Speaker
Rainer Kaltenbaek
Description
Already before physicists started to discuss
entanglement with all its consequences and
applications, they argued about an even more
fundamental concept: quantum superposition. One of
the clearest visualizations of this concept is the double-
slit experiment. As Feynman once stated, this simple
experiment contains the heart of quantum theory. In this
experiment a source emits a particle towards some
distant detection screen where the particle's position
can be measured. Between the screen and the source
there is an inpenetrable wall that has two open slits
through which particles can pass. When many runs of
this experiment are performed, one will get a distribution
of particle positions measured on the screen. According
to quantum physics, if it is impossible even in principle to
know which slit each particle went through, this
distribution will exhibit an interference pattern as if the
particles, in some way, behaved like interfering waves
(“matter waves”). The explanation of quantum physics
for the occurrence of the interference pattern is that
each particle is in a superposition of passing through
one or the other slit. Such interference has been shown
to occur experimentally for increasingly heavy particles.

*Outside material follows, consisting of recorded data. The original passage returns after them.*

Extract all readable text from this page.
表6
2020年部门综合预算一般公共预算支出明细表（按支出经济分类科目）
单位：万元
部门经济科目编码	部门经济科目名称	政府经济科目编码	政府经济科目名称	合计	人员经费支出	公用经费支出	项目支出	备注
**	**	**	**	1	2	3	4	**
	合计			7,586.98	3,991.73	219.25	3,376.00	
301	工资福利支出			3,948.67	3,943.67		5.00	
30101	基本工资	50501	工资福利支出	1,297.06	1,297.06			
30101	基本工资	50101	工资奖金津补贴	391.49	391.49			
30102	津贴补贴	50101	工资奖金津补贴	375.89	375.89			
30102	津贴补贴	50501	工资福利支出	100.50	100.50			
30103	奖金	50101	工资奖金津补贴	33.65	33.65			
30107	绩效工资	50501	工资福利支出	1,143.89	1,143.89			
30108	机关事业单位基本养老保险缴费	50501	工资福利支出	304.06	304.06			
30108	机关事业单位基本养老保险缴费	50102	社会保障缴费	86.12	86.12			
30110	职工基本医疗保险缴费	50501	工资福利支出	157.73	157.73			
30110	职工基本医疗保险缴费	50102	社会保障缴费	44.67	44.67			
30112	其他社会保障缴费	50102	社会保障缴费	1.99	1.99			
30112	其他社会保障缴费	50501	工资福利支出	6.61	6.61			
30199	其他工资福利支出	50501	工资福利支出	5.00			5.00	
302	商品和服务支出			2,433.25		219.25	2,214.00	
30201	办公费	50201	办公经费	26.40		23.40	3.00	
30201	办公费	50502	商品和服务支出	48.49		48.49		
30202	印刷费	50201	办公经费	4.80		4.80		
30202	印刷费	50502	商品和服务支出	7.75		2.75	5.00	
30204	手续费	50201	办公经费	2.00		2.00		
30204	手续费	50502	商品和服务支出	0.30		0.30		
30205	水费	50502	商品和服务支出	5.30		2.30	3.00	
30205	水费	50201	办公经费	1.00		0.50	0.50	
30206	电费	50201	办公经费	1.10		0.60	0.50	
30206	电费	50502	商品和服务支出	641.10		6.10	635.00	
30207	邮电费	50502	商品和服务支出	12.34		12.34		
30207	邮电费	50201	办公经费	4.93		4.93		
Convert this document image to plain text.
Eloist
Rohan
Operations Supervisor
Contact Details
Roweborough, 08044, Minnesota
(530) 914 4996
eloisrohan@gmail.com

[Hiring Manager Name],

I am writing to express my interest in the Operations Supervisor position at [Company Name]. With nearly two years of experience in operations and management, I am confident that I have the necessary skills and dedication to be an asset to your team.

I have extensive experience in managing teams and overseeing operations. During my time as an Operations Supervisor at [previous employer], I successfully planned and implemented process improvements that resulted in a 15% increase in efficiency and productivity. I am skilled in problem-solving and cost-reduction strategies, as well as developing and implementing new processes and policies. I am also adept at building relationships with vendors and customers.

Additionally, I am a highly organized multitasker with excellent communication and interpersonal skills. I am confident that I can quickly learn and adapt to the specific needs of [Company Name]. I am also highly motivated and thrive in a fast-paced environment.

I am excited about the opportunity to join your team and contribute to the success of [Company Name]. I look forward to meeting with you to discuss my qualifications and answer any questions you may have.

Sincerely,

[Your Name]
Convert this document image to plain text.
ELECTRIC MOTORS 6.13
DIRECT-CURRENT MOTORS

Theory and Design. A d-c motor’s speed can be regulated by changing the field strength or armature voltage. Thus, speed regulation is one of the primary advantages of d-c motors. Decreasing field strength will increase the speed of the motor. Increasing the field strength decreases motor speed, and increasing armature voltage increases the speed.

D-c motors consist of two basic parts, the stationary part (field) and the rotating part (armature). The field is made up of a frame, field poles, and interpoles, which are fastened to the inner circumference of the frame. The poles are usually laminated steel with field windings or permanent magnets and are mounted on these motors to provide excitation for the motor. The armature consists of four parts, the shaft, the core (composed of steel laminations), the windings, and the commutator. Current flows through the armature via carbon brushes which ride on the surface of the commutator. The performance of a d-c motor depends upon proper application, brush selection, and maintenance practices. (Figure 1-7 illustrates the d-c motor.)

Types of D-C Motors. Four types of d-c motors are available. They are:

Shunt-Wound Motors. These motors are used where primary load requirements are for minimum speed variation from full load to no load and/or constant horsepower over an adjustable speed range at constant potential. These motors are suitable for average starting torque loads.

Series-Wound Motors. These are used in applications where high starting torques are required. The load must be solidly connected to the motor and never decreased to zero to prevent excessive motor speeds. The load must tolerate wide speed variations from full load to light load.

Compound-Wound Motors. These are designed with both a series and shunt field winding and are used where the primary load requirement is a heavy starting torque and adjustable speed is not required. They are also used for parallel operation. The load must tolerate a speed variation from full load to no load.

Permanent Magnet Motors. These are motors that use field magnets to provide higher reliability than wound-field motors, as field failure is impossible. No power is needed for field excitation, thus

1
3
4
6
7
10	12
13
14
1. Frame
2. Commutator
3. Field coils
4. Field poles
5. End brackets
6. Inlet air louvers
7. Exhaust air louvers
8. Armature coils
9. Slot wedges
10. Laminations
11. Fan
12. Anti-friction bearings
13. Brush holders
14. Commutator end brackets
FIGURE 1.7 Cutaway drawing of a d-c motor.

While the concept may be easier to grasp (or to shrug
away) for microscopic particles, Schrödinger
demonstrated in a thought experiment that quantum
theory, in principle, allows for quantum superposition
states even of macroscopic objects like a cat in a
superposition of being dead or alive. Here, we will
discuss experimental efforts using matter-wave
interference and quantum optomechanics in order to
test quantum superposition for increasingly massive
objects. Such experiments probe the boundaries
between the macroscopic, classical world and the
microscopic, quantum world. We will also discuss recent
investigations that indicate that this quest may
eventually lead us to perform experiments in space.